“I’m not afraid of death, I’m afraid of the process of dying.”

I have a friend who is dying, and this is something I’ve heard him say more than once.

In the hours that pass between one liquid morphine dose and the next, he sips Coca-Cola through a straw, nibbles on pretzels and Pringles he doesn’t have the appetite for, and tries to mitigate his anxiety about the process of dying.

None of us wants to die. It’s the final end, the final grand finale of our time on Earth in our bodies as we know them. Since none of us who is living has lived to share the experience (paranormal beliefs aside), death remains an eerie, inevitable unknown.

So we avoid it, focusing on the people we love and the things that bring us joy, like going for a bike ride on a unseasonably warm winter day, or buying an overpriced card and handwriting “I love you” on it for Valentine’s Day. We soak up those moments of adrenaline and emotion that make us feel as if we could live forever.

Until death happens to someone we love.

I’m 33, and fortunately, I can say that this is the first time in my life that I have witnessed a friend dying.

He has terminal cancer, a cruel and fast kind that seemed to appear out of nowhere when he appeared perfectly healthy, just one year ago.

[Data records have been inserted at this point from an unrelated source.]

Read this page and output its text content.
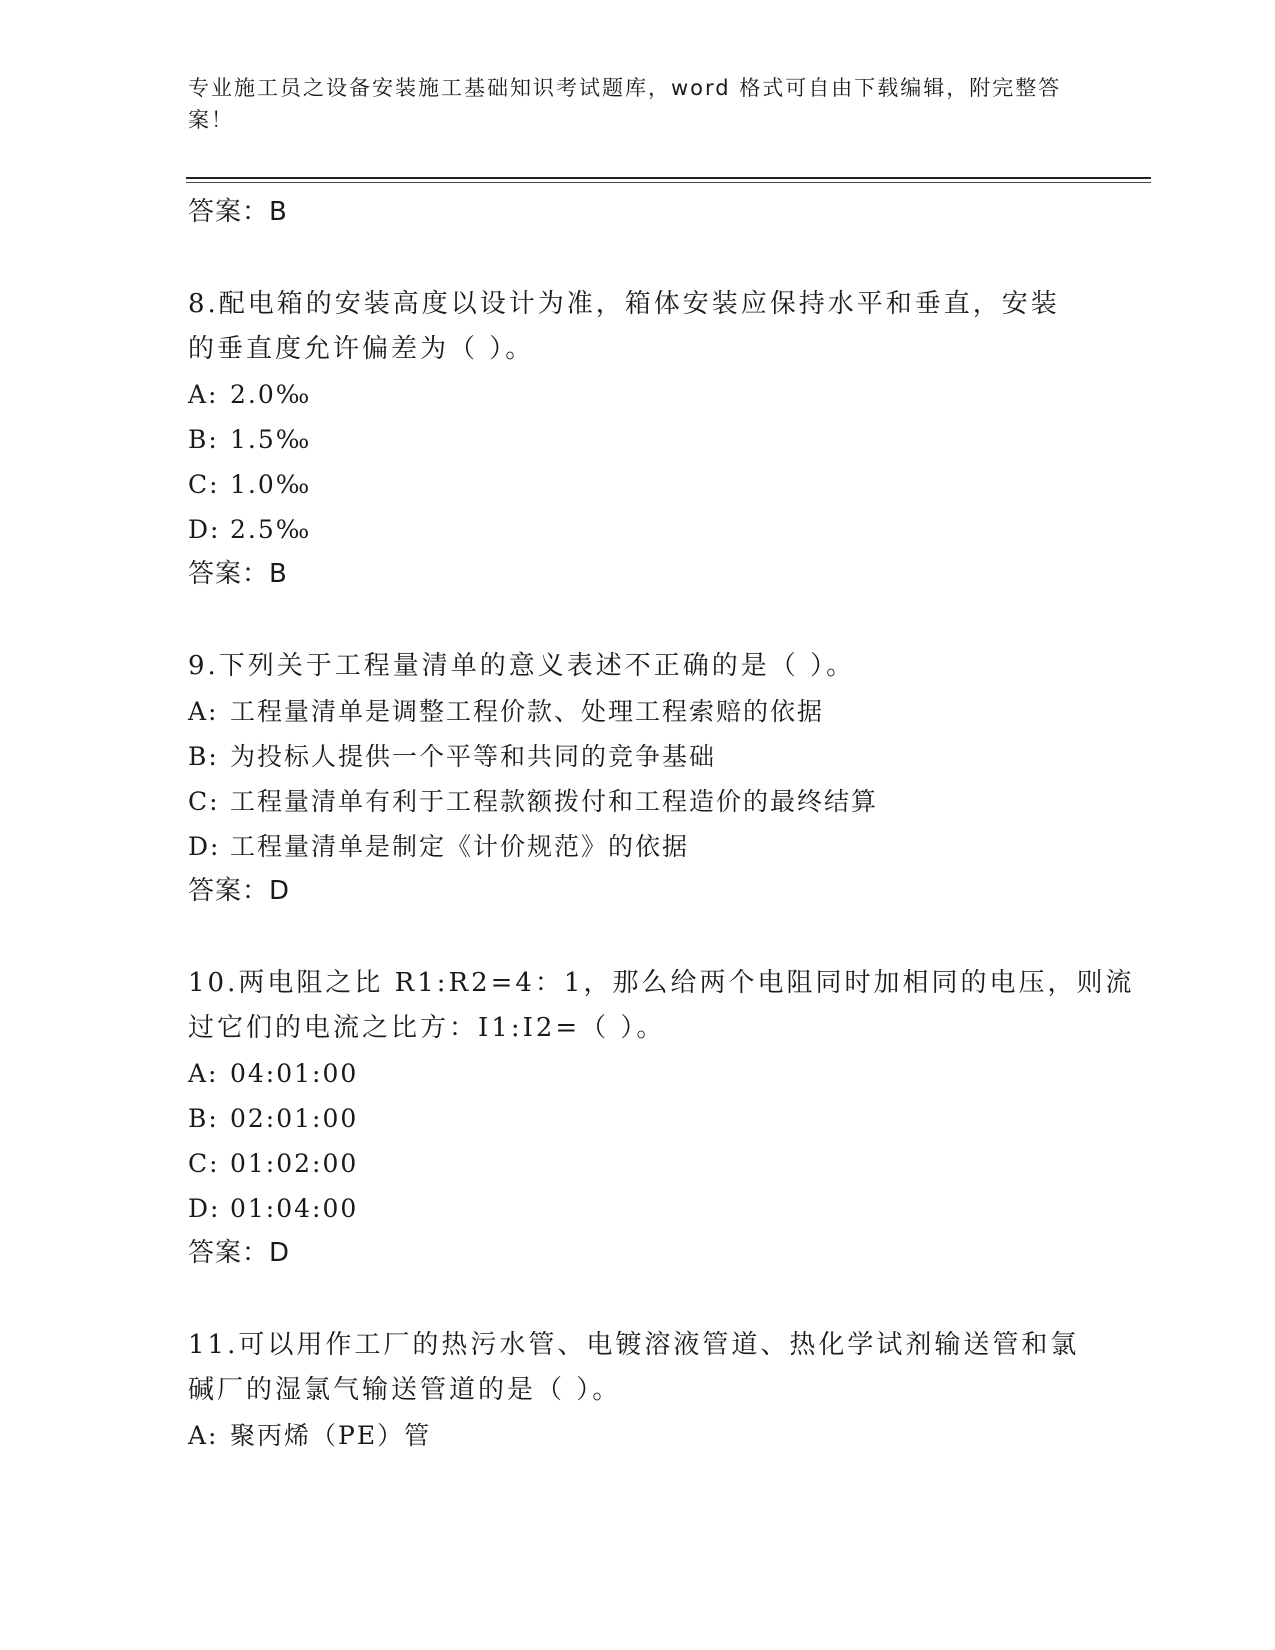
专业施工员之设备安装施工基础知识考试题库，word 格式可自由下载编辑，附完整答案！
答案：B
8.配电箱的安装高度以设计为准，箱体安装应保持水平和垂直，安装
的垂直度允许偏差为（ ）。
A: 2.0‰
B: 1.5‰
C: 1.0‰
D: 2.5‰
答案：B
9.下列关于工程量清单的意义表述不正确的是（ ）。
A: 工程量清单是调整工程价款、处理工程索赔的依据
B: 为投标人提供一个平等和共同的竞争基础
C: 工程量清单有利于工程款额拨付和工程造价的最终结算
D: 工程量清单是制定《计价规范》的依据
答案：D
10.两电阻之比 R1:R2=4：1，那么给两个电阻同时加相同的电压，则流
过它们的电流之比方：I1:I2=（ ）。
A: 04:01:00
B: 02:01:00
C: 01:02:00
D: 01:04:00
答案：D
11.可以用作工厂的热污水管、电镀溶液管道、热化学试剂输送管和氯
碱厂的湿氯气输送管道的是（ ）。
A: 聚丙烯（PE）管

He’s changed a lot in one year. His unique sense of humor and his inquisitive nature remain, but physically, he looks bare, like the weathered frame of one of those majestic Jersey Shore homes after a hurricane. His body wants to move as if everything were normal, but every time I visit him, I can see its hesitancy. For even something as small as greeting a visitor, I can see the unease in his face. I watch him wince as he struggles to shift his attention to the door. When he talks, I can hear the increasing shallowness of his breath. The pauses between his words grow longer. Sometimes, it’s difficult to hear him. But he still talks.

And the more he talks, the more determined he sounds. He has a plan.

He often talks of his three wishes for death, of which he deems “the ultimate journey.” Peaceful, pain-free, and fast.

Peaceful he describes as anxiety-free, in a place that puts him at ease, surrounded by people who do the same. He wants the windows open if it’s not raining so that he can feel the breeze and maybe a few rays of sunshine.

Pain-free is something his team of doctors and nurses is working toward, with a combination of the morphine and painkillers.

Fast is something that was difficult for me to hear, because it meant that he would be gone sooner.

At first it felt morbid, hearing him talk about how he wanted to die. I wondered, if it’s inevitably going to happen, why focus on the how? If it’s inevitably going to happen, why not just let it?

But if life is a journey, shouldn’t death be as well? If we can decide where we want to go, what we want to do, and who we want to be with during most stages of our lives, shouldn’t we be able to do the same when we’re dying?

I hope that when my time comes, I am fortunate enough to be able to do the same.